Not even a single day went by after creating Adam that God left the man alone. Upon seeing the inadequacy of all other companions, the Creator states, “It is not good for the man to be alone” (Genesis 2:18). Thus, Eve was created, a helpmeet suitable for every purpose, the perfect counterpart to the man, the culminating act of God’s creative endeavor. Upon reflecting on this verse, most of us would probably agree that it was good for Adam to have human companionship in an emotional or physical sense, but would we also consider the spiritual ramifications? What advantage does marriage bring beyond companionship? Many passages clearly link marriage to fulfillment, lasting happiness, and mutual satisfaction (Deuteronomy 24:5, Ecclesiastes 9:9, Proverbs 5:18-19, 1 Corinthians 7:33), so in what ways does this manifest itself? Could it be that there is a component of marriage that not only makes us physically happy, but spiritually holy as well?
To Be Like Christ
One’s first impression would be that Jesus is hardly a good model for our marriages, since He never was a literal husband, yet the scriptures closely link Jesus to our marriages:
- “Wives, be subject to your own husbands, as to the Lord” (Ephesians 5:22)
- “For the husband is the head of the wife, as Christ also is the head of the church, He Himself being the Savior of the body” (5:23)
- “Husbands, love your wives, just as Christ loved the church and gave Himself up for her” (Ephesians 5:25)
“If you want to become more like Jesus, I can’t imagine any better thing to do than to get married. Being married forces you to face some character issues you’d never have to face otherwise” (Sacred Marriage, Gary Thomas, p. 21). There are aspects of marriage that also force us to commit ourselves, confront other people’s failures, and sacrifice for another. In the manifestation of these divine ideals, we become more like our Savior.
It is not as if marriage itself produces holiness, because there are examples of marriage in the Bible that were seen as invalid in the eyes of God (Ezra 9-10, Matthew 5:32, Mark 6:17-18). In addition, not every great Bible character was married. Paul managed to expand his spiritual horizons without marriage, even to the point of encouraging others to seek a similar path. “It is good for them if they remain even as I” (1 Corinthians 7:8). Jesus explains in Matthew 19 that mature spiritual expression can be found in eunuchs who “made themselves eunuchs for the sake of the kingdom of heaven” (Matthew 19:12). Samson’s marriage (Judges 14) certainly served a divine purpose, but was anything but expedient to a happier life for the man or woman.

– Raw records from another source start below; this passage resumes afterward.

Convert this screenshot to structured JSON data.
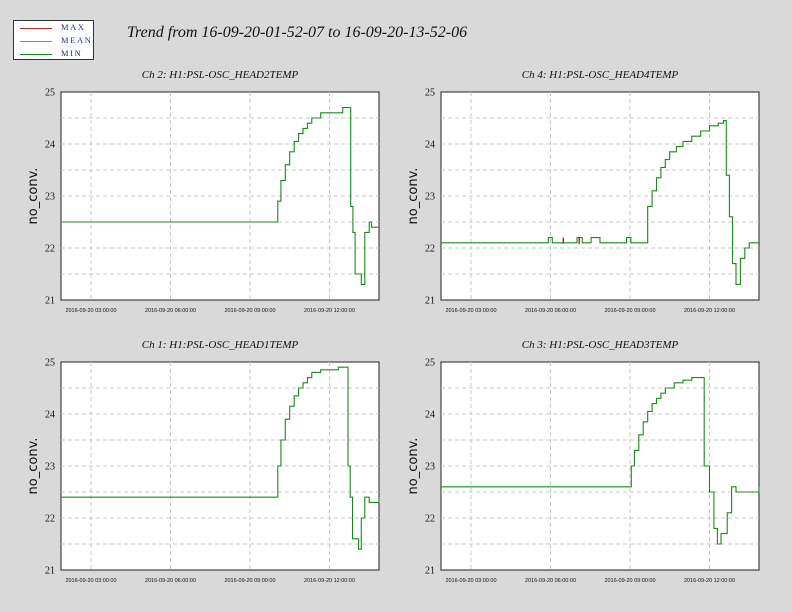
{
  "title": "Trend from 16-09-20-01-52-07 to 16-09-20-13-52-06",
  "legend": [
    {
      "label": "MAX",
      "color": "#d42020"
    },
    {
      "label": "MEAN",
      "color": "#c07070"
    },
    {
      "label": "MIN",
      "color": "#1a8a1a"
    }
  ],
  "chart_data": [
    {
      "type": "line",
      "title": "Ch 2: H1:PSL-OSC_HEAD2TEMP",
      "ylabel": "no_conv.",
      "ylim": [
        21,
        25
      ],
      "xlim": [
        "2016-09-20 01:52:07",
        "2016-09-20 13:52:06"
      ],
      "yticks": [
        21,
        22,
        23,
        24,
        25
      ],
      "xticks": [
        "2016-09-20 03:00:00",
        "2016-09-20 06:00:00",
        "2016-09-20 09:00:00",
        "2016-09-20 12:00:00"
      ],
      "grid": true,
      "series": [
        {
          "name": "MIN",
          "color": "#1a8a1a",
          "x": [
            "01:52",
            "10:00",
            "10:03",
            "10:10",
            "10:20",
            "10:30",
            "10:40",
            "10:50",
            "11:00",
            "11:10",
            "11:20",
            "11:40",
            "12:00",
            "12:30",
            "12:42",
            "12:48",
            "12:53",
            "12:58",
            "13:05",
            "13:12",
            "13:20",
            "13:30",
            "13:35",
            "13:40",
            "13:52"
          ],
          "y": [
            22.5,
            22.5,
            22.9,
            23.3,
            23.6,
            23.85,
            24.05,
            24.2,
            24.3,
            24.4,
            24.5,
            24.6,
            24.6,
            24.7,
            24.7,
            22.8,
            22.3,
            21.5,
            21.5,
            21.3,
            22.3,
            22.5,
            22.4,
            22.4,
            22.4
          ]
        }
      ]
    },
    {
      "type": "line",
      "title": "Ch 4: H1:PSL-OSC_HEAD4TEMP",
      "ylabel": "no_conv.",
      "ylim": [
        21,
        25
      ],
      "xlim": [
        "2016-09-20 01:52:07",
        "2016-09-20 13:52:06"
      ],
      "yticks": [
        21,
        22,
        23,
        24,
        25
      ],
      "xticks": [
        "2016-09-20 03:00:00",
        "2016-09-20 06:00:00",
        "2016-09-20 09:00:00",
        "2016-09-20 12:00:00"
      ],
      "grid": true,
      "series": [
        {
          "name": "MIN",
          "color": "#1a8a1a",
          "x": [
            "01:52",
            "05:53",
            "05:55",
            "06:02",
            "06:04",
            "06:57",
            "07:00",
            "07:10",
            "07:12",
            "07:30",
            "07:32",
            "07:50",
            "07:52",
            "08:50",
            "08:52",
            "09:00",
            "09:02",
            "09:30",
            "09:40",
            "09:50",
            "10:00",
            "10:10",
            "10:20",
            "10:30",
            "10:45",
            "11:00",
            "11:20",
            "11:40",
            "12:00",
            "12:20",
            "12:32",
            "12:38",
            "12:45",
            "12:52",
            "13:00",
            "13:10",
            "13:20",
            "13:30",
            "13:52"
          ],
          "y": [
            22.1,
            22.1,
            22.2,
            22.2,
            22.1,
            22.1,
            22.2,
            22.2,
            22.1,
            22.1,
            22.2,
            22.2,
            22.1,
            22.1,
            22.2,
            22.2,
            22.1,
            22.1,
            22.8,
            23.1,
            23.35,
            23.55,
            23.7,
            23.85,
            23.95,
            24.05,
            24.15,
            24.25,
            24.35,
            24.4,
            24.45,
            23.4,
            22.6,
            21.7,
            21.3,
            21.8,
            22.0,
            22.1,
            22.1
          ]
        },
        {
          "name": "MAX",
          "color": "#d42020",
          "x": [
            "06:29",
            "07:05"
          ],
          "y": [
            22.2,
            22.2
          ]
        }
      ]
    },
    {
      "type": "line",
      "title": "Ch 1: H1:PSL-OSC_HEAD1TEMP",
      "ylabel": "no_conv.",
      "ylim": [
        21,
        25
      ],
      "xlim": [
        "2016-09-20 01:52:07",
        "2016-09-20 13:52:06"
      ],
      "yticks": [
        21,
        22,
        23,
        24,
        25
      ],
      "xticks": [
        "2016-09-20 03:00:00",
        "2016-09-20 06:00:00",
        "2016-09-20 09:00:00",
        "2016-09-20 12:00:00"
      ],
      "grid": true,
      "series": [
        {
          "name": "MIN",
          "color": "#1a8a1a",
          "x": [
            "01:52",
            "10:00",
            "10:03",
            "10:10",
            "10:20",
            "10:30",
            "10:40",
            "10:50",
            "11:00",
            "11:10",
            "11:20",
            "11:40",
            "12:00",
            "12:20",
            "12:37",
            "12:42",
            "12:47",
            "12:52",
            "13:00",
            "13:06",
            "13:12",
            "13:20",
            "13:30",
            "13:40",
            "13:52"
          ],
          "y": [
            22.4,
            22.4,
            23.0,
            23.5,
            23.9,
            24.15,
            24.35,
            24.5,
            24.6,
            24.7,
            24.8,
            24.85,
            24.85,
            24.9,
            24.9,
            23.0,
            22.4,
            21.6,
            21.6,
            21.4,
            22.0,
            22.4,
            22.3,
            22.3,
            22.4
          ]
        }
      ]
    },
    {
      "type": "line",
      "title": "Ch 3: H1:PSL-OSC_HEAD3TEMP",
      "ylabel": "no_conv.",
      "ylim": [
        21,
        25
      ],
      "xlim": [
        "2016-09-20 01:52:07",
        "2016-09-20 13:52:06"
      ],
      "yticks": [
        21,
        22,
        23,
        24,
        25
      ],
      "xticks": [
        "2016-09-20 03:00:00",
        "2016-09-20 06:00:00",
        "2016-09-20 09:00:00",
        "2016-09-20 12:00:00"
      ],
      "grid": true,
      "series": [
        {
          "name": "MIN",
          "color": "#1a8a1a",
          "x": [
            "01:52",
            "09:00",
            "09:03",
            "09:10",
            "09:20",
            "09:30",
            "09:40",
            "09:50",
            "10:00",
            "10:10",
            "10:20",
            "10:40",
            "11:00",
            "11:20",
            "11:42",
            "11:48",
            "12:00",
            "12:10",
            "12:18",
            "12:26",
            "12:40",
            "12:50",
            "13:00",
            "13:20",
            "13:52"
          ],
          "y": [
            22.6,
            22.6,
            23.0,
            23.3,
            23.6,
            23.85,
            24.05,
            24.2,
            24.3,
            24.4,
            24.5,
            24.6,
            24.65,
            24.7,
            24.7,
            23.0,
            22.5,
            21.8,
            21.5,
            21.7,
            22.1,
            22.6,
            22.5,
            22.5,
            22.6
          ]
        }
      ]
    }
  ]
}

Even with all that being said, a few verses stand out to me:
- “Let marriage be held in honor among all, and let the marriage bed be undefiled; for fornicators and adulterers God will judge” (Hebrews 13:4)
- “But because of immoralities, let each man have his own wife, and let each woman have her own husband” (1 Corinthians 7:2)

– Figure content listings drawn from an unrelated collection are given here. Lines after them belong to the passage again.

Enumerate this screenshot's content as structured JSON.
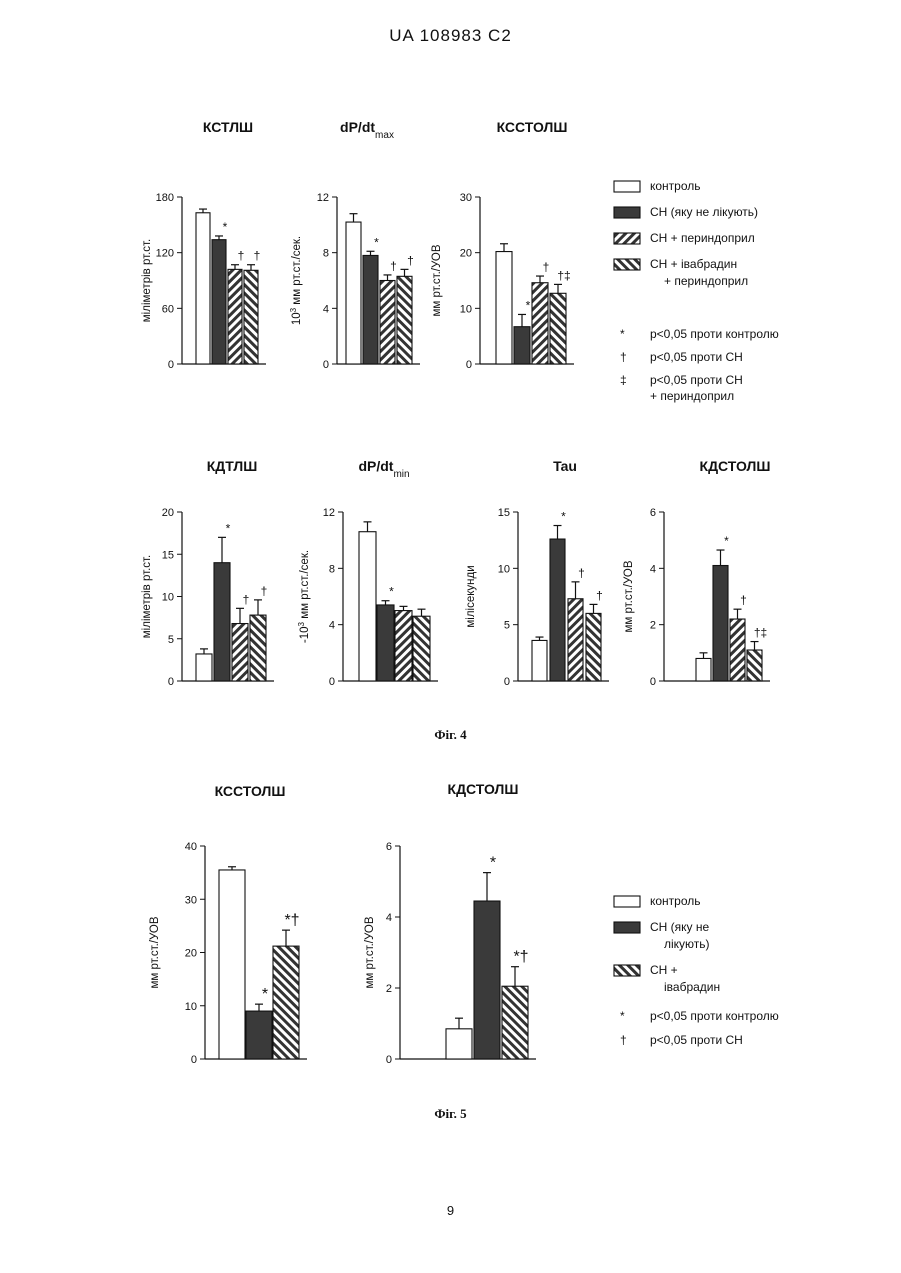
{
  "page": {
    "header": "UA   108983   C2",
    "page_number": "9"
  },
  "fig4": {
    "caption": "Фіг. 4",
    "legend": {
      "items": [
        {
          "label": "контроль",
          "style": "white"
        },
        {
          "label": "СН (яку не лікують)",
          "style": "dark"
        },
        {
          "label": "СН + периндоприл",
          "style": "hatch"
        },
        {
          "label": "СН + івабрадин",
          "label2": "+ периндоприл",
          "style": "hatch2"
        }
      ],
      "notes": [
        {
          "mark": "*",
          "text": "p<0,05 проти контролю"
        },
        {
          "mark": "†",
          "text": "p<0,05 проти СН"
        },
        {
          "mark": "‡",
          "text": "p<0,05 проти СН",
          "text2": "+ периндоприл"
        }
      ]
    }
  },
  "fig5": {
    "caption": "Фіг. 5",
    "legend": {
      "items": [
        {
          "label": "контроль",
          "style": "white"
        },
        {
          "label": "СН (яку не",
          "label2": "лікують)",
          "style": "dark"
        },
        {
          "label": "СН +",
          "label2": "івабрадин",
          "style": "hatch2"
        }
      ],
      "notes": [
        {
          "mark": "*",
          "text": "p<0,05 проти контролю"
        },
        {
          "mark": "†",
          "text": "p<0,05 проти СН"
        }
      ]
    }
  },
  "chart_data": [
    {
      "type": "bar",
      "id": "kstlsh",
      "title": "КСТЛШ",
      "ylabel": "міліметрів рт.ст.",
      "ylim": [
        0,
        180
      ],
      "yticks": [
        "0",
        "60",
        "120",
        "180"
      ],
      "series": [
        {
          "name": "контроль",
          "value": 163,
          "error": 4,
          "annot": ""
        },
        {
          "name": "СН (яку не лікують)",
          "value": 134,
          "error": 4,
          "annot": "*"
        },
        {
          "name": "СН + периндоприл",
          "value": 102,
          "error": 5,
          "annot": "†"
        },
        {
          "name": "СН + івабрадин + периндоприл",
          "value": 101,
          "error": 6,
          "annot": "†"
        }
      ]
    },
    {
      "type": "bar",
      "id": "dpdtmax",
      "title": "dP/dt",
      "title_sub": "max",
      "ylabel": "мм рт.ст./сек.",
      "ylabel_prefix": "10",
      "ylabel_sup": "3",
      "ylim": [
        0,
        12
      ],
      "yticks": [
        "0",
        "4",
        "8",
        "12"
      ],
      "series": [
        {
          "name": "контроль",
          "value": 10.2,
          "error": 0.6,
          "annot": ""
        },
        {
          "name": "СН (яку не лікують)",
          "value": 7.8,
          "error": 0.3,
          "annot": "*"
        },
        {
          "name": "СН + периндоприл",
          "value": 6.0,
          "error": 0.4,
          "annot": "†"
        },
        {
          "name": "СН + івабрадин + периндоприл",
          "value": 6.3,
          "error": 0.5,
          "annot": "†"
        }
      ]
    },
    {
      "type": "bar",
      "id": "ksstolsh",
      "title": "КССТОЛШ",
      "ylabel": "мм рт.ст./УОВ",
      "ylim": [
        0,
        30
      ],
      "yticks": [
        "0",
        "10",
        "20",
        "30"
      ],
      "series": [
        {
          "name": "контроль",
          "value": 20.2,
          "error": 1.4,
          "annot": ""
        },
        {
          "name": "СН (яку не лікують)",
          "value": 6.7,
          "error": 2.2,
          "annot": "*"
        },
        {
          "name": "СН + периндоприл",
          "value": 14.6,
          "error": 1.2,
          "annot": "†"
        },
        {
          "name": "СН + івабрадин + периндоприл",
          "value": 12.7,
          "error": 1.6,
          "annot": "†‡"
        }
      ]
    },
    {
      "type": "bar",
      "id": "kdtlsh",
      "title": "КДТЛШ",
      "ylabel": "міліметрів рт.ст.",
      "ylim": [
        0,
        20
      ],
      "yticks": [
        "0",
        "5",
        "10",
        "15",
        "20"
      ],
      "series": [
        {
          "name": "контроль",
          "value": 3.2,
          "error": 0.6,
          "annot": ""
        },
        {
          "name": "СН (яку не лікують)",
          "value": 14.0,
          "error": 3.0,
          "annot": "*"
        },
        {
          "name": "СН + периндоприл",
          "value": 6.8,
          "error": 1.8,
          "annot": "†"
        },
        {
          "name": "СН + івабрадин + периндоприл",
          "value": 7.8,
          "error": 1.8,
          "annot": "†"
        }
      ]
    },
    {
      "type": "bar",
      "id": "dpdtmin",
      "title": "dP/dt",
      "title_sub": "min",
      "ylabel": "мм рт.ст./сек.",
      "ylabel_prefix": "-10",
      "ylabel_sup": "3",
      "ylim": [
        0,
        12
      ],
      "yticks": [
        "0",
        "4",
        "8",
        "12"
      ],
      "series": [
        {
          "name": "контроль",
          "value": 10.6,
          "error": 0.7,
          "annot": ""
        },
        {
          "name": "СН (яку не лікують)",
          "value": 5.4,
          "error": 0.3,
          "annot": "*"
        },
        {
          "name": "СН + периндоприл",
          "value": 5.0,
          "error": 0.3,
          "annot": ""
        },
        {
          "name": "СН + івабрадин + периндоприл",
          "value": 4.6,
          "error": 0.5,
          "annot": ""
        }
      ]
    },
    {
      "type": "bar",
      "id": "tau",
      "title": "Tau",
      "ylabel": "мілісекунди",
      "ylim": [
        0,
        15
      ],
      "yticks": [
        "0",
        "5",
        "10",
        "15"
      ],
      "series": [
        {
          "name": "контроль",
          "value": 3.6,
          "error": 0.3,
          "annot": ""
        },
        {
          "name": "СН (яку не лікують)",
          "value": 12.6,
          "error": 1.2,
          "annot": "*"
        },
        {
          "name": "СН + периндоприл",
          "value": 7.3,
          "error": 1.5,
          "annot": "†"
        },
        {
          "name": "СН + івабрадин + периндоприл",
          "value": 6.0,
          "error": 0.8,
          "annot": "†"
        }
      ]
    },
    {
      "type": "bar",
      "id": "kdstolsh4",
      "title": "КДСТОЛШ",
      "ylabel": "мм рт.ст./УОВ",
      "ylim": [
        0,
        6
      ],
      "yticks": [
        "0",
        "2",
        "4",
        "6"
      ],
      "series": [
        {
          "name": "контроль",
          "value": 0.8,
          "error": 0.2,
          "annot": ""
        },
        {
          "name": "СН (яку не лікують)",
          "value": 4.1,
          "error": 0.55,
          "annot": "*"
        },
        {
          "name": "СН + периндоприл",
          "value": 2.2,
          "error": 0.35,
          "annot": "†"
        },
        {
          "name": "СН + івабрадин + периндоприл",
          "value": 1.1,
          "error": 0.3,
          "annot": "†‡"
        }
      ]
    },
    {
      "type": "bar",
      "id": "ksstolsh5",
      "title": "КССТОЛШ",
      "ylabel": "мм рт.ст./УОВ",
      "ylim": [
        0,
        40
      ],
      "yticks": [
        "0",
        "10",
        "20",
        "30",
        "40"
      ],
      "series": [
        {
          "name": "контроль",
          "value": 35.5,
          "error": 0.6,
          "annot": ""
        },
        {
          "name": "СН (яку не лікують)",
          "value": 9.0,
          "error": 1.3,
          "annot": "*"
        },
        {
          "name": "СН + івабрадин",
          "value": 21.2,
          "error": 3.0,
          "annot": "*†"
        }
      ]
    },
    {
      "type": "bar",
      "id": "kdstolsh5",
      "title": "КДСТОЛШ",
      "ylabel": "мм рт.ст./УОВ",
      "ylim": [
        0,
        6
      ],
      "yticks": [
        "0",
        "2",
        "4",
        "6"
      ],
      "series": [
        {
          "name": "контроль",
          "value": 0.85,
          "error": 0.3,
          "annot": ""
        },
        {
          "name": "СН (яку не лікують)",
          "value": 4.45,
          "error": 0.8,
          "annot": "*"
        },
        {
          "name": "СН + івабрадин",
          "value": 2.05,
          "error": 0.55,
          "annot": "*†"
        }
      ]
    }
  ]
}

Focusing on the needs, concerns, and dreams of your spouse fits the essence of Ephesians 5:22ff perfectly. “Whenever marital dissatisfaction rears its ugly head in my marriage – as it does in virtually every marriage – I simply check my focus. The times that I am happiest and most fulfilled in my marriage are the times when I am intent on drawing meaning and fulfillment from becoming a better husband rather than from demanding a ‘better’ wife” (Thomas, p. 101). This must be one reason why Jesus gave us only one cause for divorce (Matthew 19:9). The narrowness of an escape route from marriage forces us to focus on solutions to our problems. Too often in our culture, people are so intent on changing spouses that they fail to change themselves. Remember that love is a learned process, not a feeling. It is a decision, and when somebody says, “I will always love you,” what they should actually mean is, “I will always act like Christ toward you.”